The researchers found that 187 genes affected by CNVs were connected in a single, large network of interrelated biological processes. Almost half (45 percent) of those tested were shown to have one or more of these CNVs.
The study highlights how the different gene variations related to autism could result in the same group of conditions. Many of these genes encode proteins involved in signalling between nerve cells, suggesting that abnormal brain signalling causes some of the symptoms of ASD.
It is estimated around one percent of the population have an autistic spectrum disorder, which can affect behaviour, social interaction and communication. While many different genes have been associated with the condition, only one in five ASD cases has a known genetic cause.
Dr Caleb Webber, who led the study, said: 'Think of a pipe that carries water. At some points along the pipe there are genes that act as taps to let more water into the pipe. At other points genes act as holes to let some of the water out.

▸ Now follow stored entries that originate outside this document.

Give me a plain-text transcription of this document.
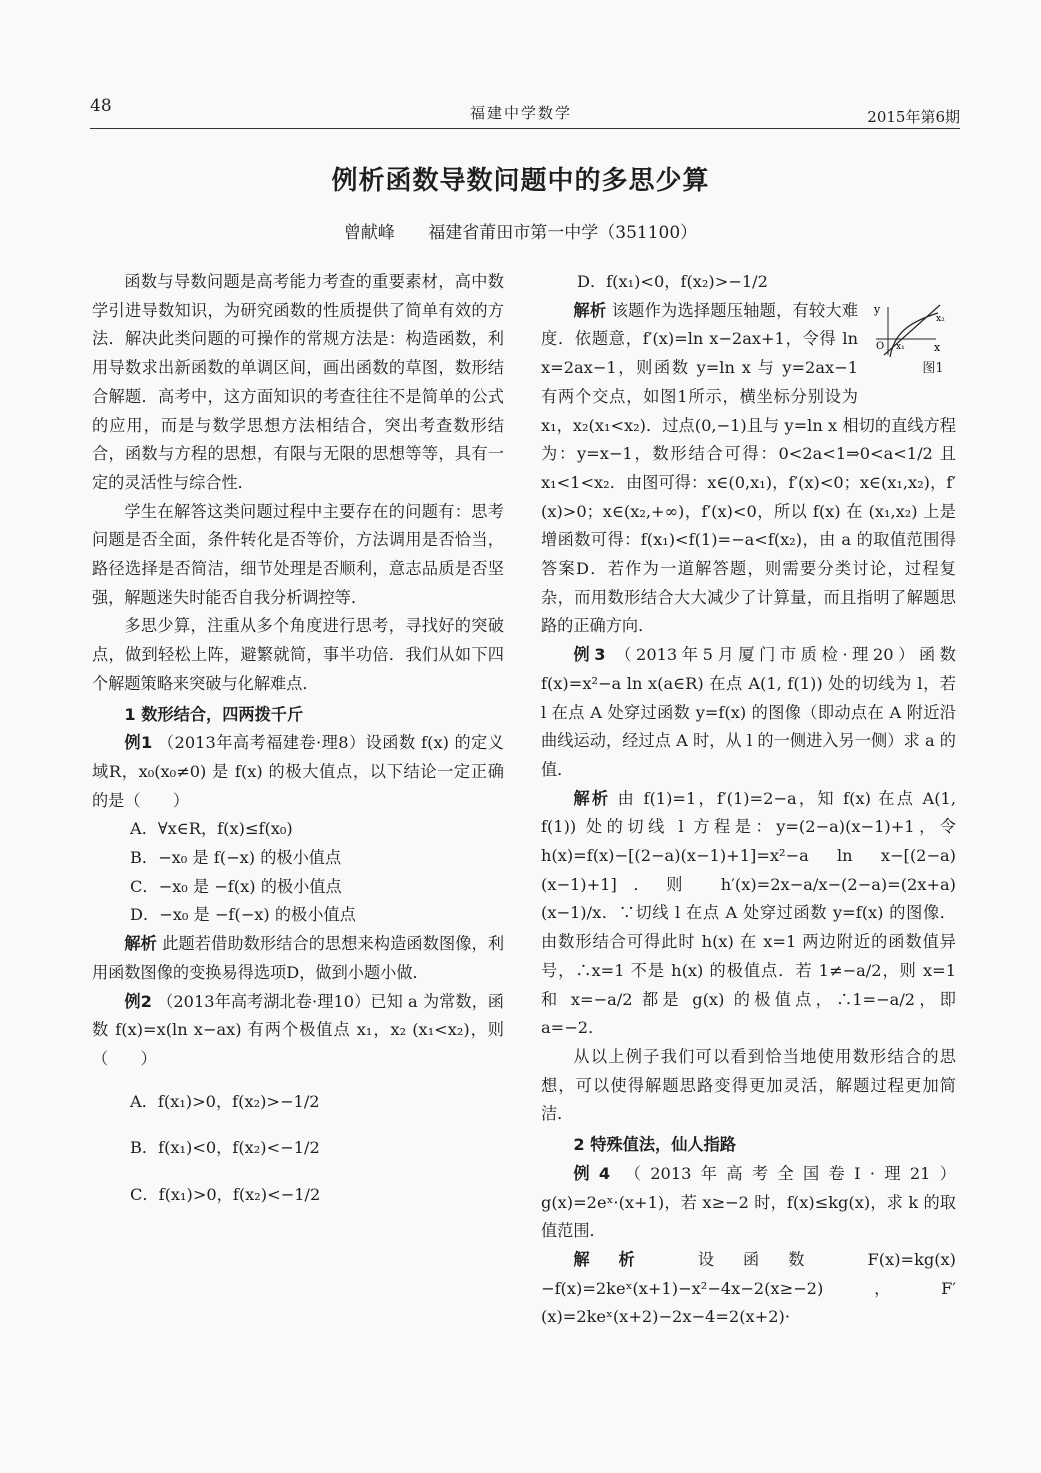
48	福建中学数学	2015年第6期
例析函数导数问题中的多思少算
曾献峰 福建省莆田市第一中学（351100）

函数与导数问题是高考能力考查的重要素材，高中数学引进导数知识，为研究函数的性质提供了简单有效的方法．解决此类问题的可操作的常规方法是：构造函数，利用导数求出新函数的单调区间，画出函数的草图，数形结合解题．高考中，这方面知识的考查往往不是简单的公式的应用，而是与数学思想方法相结合，突出考查数形结合，函数与方程的思想，有限与无限的思想等等，具有一定的灵活性与综合性．

学生在解答这类问题过程中主要存在的问题有：思考问题是否全面，条件转化是否等价，方法调用是否恰当，路径选择是否简洁，细节处理是否顺利，意志品质是否坚强，解题迷失时能否自我分析调控等．

多思少算，注重从多个角度进行思考，寻找好的突破点，做到轻松上阵，避繁就简，事半功倍．我们从如下四个解题策略来突破与化解难点．

1 数形结合，四两拨千斤

例1 （2013年高考福建卷·理8）设函数 f(x) 的定义域R，x₀(x₀≠0) 是 f(x) 的极大值点，以下结论一定正确的是（　　）

A．∀x∈R，f(x)≤f(x₀)

B．−x₀ 是 f(−x) 的极小值点

C．−x₀ 是 −f(x) 的极小值点

D．−x₀ 是 −f(−x) 的极小值点

解析 此题若借助数形结合的思想来构造函数图像，利用函数图像的变换易得选项D，做到小题小做．

例2 （2013年高考湖北卷·理10）已知 a 为常数，函数 f(x)=x(ln x−ax) 有两个极值点 x₁，x₂ (x₁<x₂)，则（　　）

A．f(x₁)>0，f(x₂)>−1/2

B．f(x₁)<0，f(x₂)<−1/2

C．f(x₁)>0，f(x₂)<−1/2

D．f(x₁)<0，f(x₂)>−1/2

y
O	x
x₁
x₂
图1
解析 该题作为选择题压轴题，有较大难度．依题意，f′(x)=ln x−2ax+1，令得 ln x=2ax−1，则函数 y=ln x 与 y=2ax−1 有两个交点，如图1所示，横坐标分别设为 x₁，x₂(x₁<x₂)．过点(0,−1)且与 y=ln x 相切的直线方程为：y=x−1，数形结合可得：0<2a<1⇒0<a<1/2 且 x₁<1<x₂．由图可得：x∈(0,x₁)，f′(x)<0；x∈(x₁,x₂)，f′(x)>0；x∈(x₂,+∞)，f′(x)<0，所以 f(x) 在 (x₁,x₂) 上是增函数可得：f(x₁)<f(1)=−a<f(x₂)，由 a 的取值范围得答案D．若作为一道解答题，则需要分类讨论，过程复杂，而用数形结合大大减少了计算量，而且指明了解题思路的正确方向．

例3 （2013年5月厦门市质检·理20）函数 f(x)=x²−a ln x(a∈R) 在点 A(1, f(1)) 处的切线为 l，若 l 在点 A 处穿过函数 y=f(x) 的图像（即动点在 A 附近沿曲线运动，经过点 A 时，从 l 的一侧进入另一侧）求 a 的值．

解析 由 f(1)=1，f′(1)=2−a，知 f(x) 在点 A(1, f(1)) 处的切线 l 方程是：y=(2−a)(x−1)+1，令 h(x)=f(x)−[(2−a)(x−1)+1]=x²−a ln x−[(2−a)(x−1)+1]．则 h′(x)=2x−a/x−(2−a)=(2x+a)(x−1)/x．∵切线 l 在点 A 处穿过函数 y=f(x) 的图像．由数形结合可得此时 h(x) 在 x=1 两边附近的函数值异号，∴x=1 不是 h(x) 的极值点．若 1≠−a/2，则 x=1 和 x=−a/2 都是 g(x) 的极值点，∴1=−a/2，即 a=−2．

从以上例子我们可以看到恰当地使用数形结合的思想，可以使得解题思路变得更加灵活，解题过程更加简洁．

2 特殊值法，仙人指路

例4 （2013年高考全国卷Ⅰ·理21）g(x)=2eˣ·(x+1)，若 x≥−2 时，f(x)≤kg(x)，求 k 的取值范围．

解析 设函数 F(x)=kg(x)−f(x)=2keˣ(x+1)−x²−4x−2(x≥−2)，F′(x)=2keˣ(x+2)−2x−4=2(x+2)·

We found that in individuals with autism the mutations in all these different types of genes act in the same way to affect water flow'.

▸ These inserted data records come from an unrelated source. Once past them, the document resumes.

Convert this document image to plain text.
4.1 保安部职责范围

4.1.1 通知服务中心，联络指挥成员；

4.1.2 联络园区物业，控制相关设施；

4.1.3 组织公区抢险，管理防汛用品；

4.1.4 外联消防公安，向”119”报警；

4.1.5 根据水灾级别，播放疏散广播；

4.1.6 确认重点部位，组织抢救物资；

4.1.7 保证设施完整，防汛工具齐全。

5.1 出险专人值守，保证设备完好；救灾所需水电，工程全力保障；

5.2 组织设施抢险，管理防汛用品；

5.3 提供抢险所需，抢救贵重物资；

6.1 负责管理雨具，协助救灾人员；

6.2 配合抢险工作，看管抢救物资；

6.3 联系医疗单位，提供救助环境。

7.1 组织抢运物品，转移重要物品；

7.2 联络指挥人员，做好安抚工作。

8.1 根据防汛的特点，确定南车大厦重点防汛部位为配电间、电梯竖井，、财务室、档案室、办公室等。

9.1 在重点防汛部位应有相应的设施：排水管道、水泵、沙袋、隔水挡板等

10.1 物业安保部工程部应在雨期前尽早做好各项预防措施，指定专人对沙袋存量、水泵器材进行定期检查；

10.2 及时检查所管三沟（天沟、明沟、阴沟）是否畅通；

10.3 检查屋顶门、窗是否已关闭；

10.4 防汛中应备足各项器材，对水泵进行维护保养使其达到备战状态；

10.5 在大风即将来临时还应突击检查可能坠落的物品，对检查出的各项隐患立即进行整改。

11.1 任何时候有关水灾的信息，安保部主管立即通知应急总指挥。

'This indicates the 'tap' genes are duplicated in some individuals with autism which increases flow into the pipe, while in other individuals with autism the 'hole' genes are deleted which decreases the amount of water leaving the pipe. Both of these events cause the same thing - too much water flowing through the pipe'.
'Knowing not just which
'pipes' in the cell are affected in autism but also in what way they are
affected helps us to know in which way we have to change the flow to restore
the balance', Webber explained.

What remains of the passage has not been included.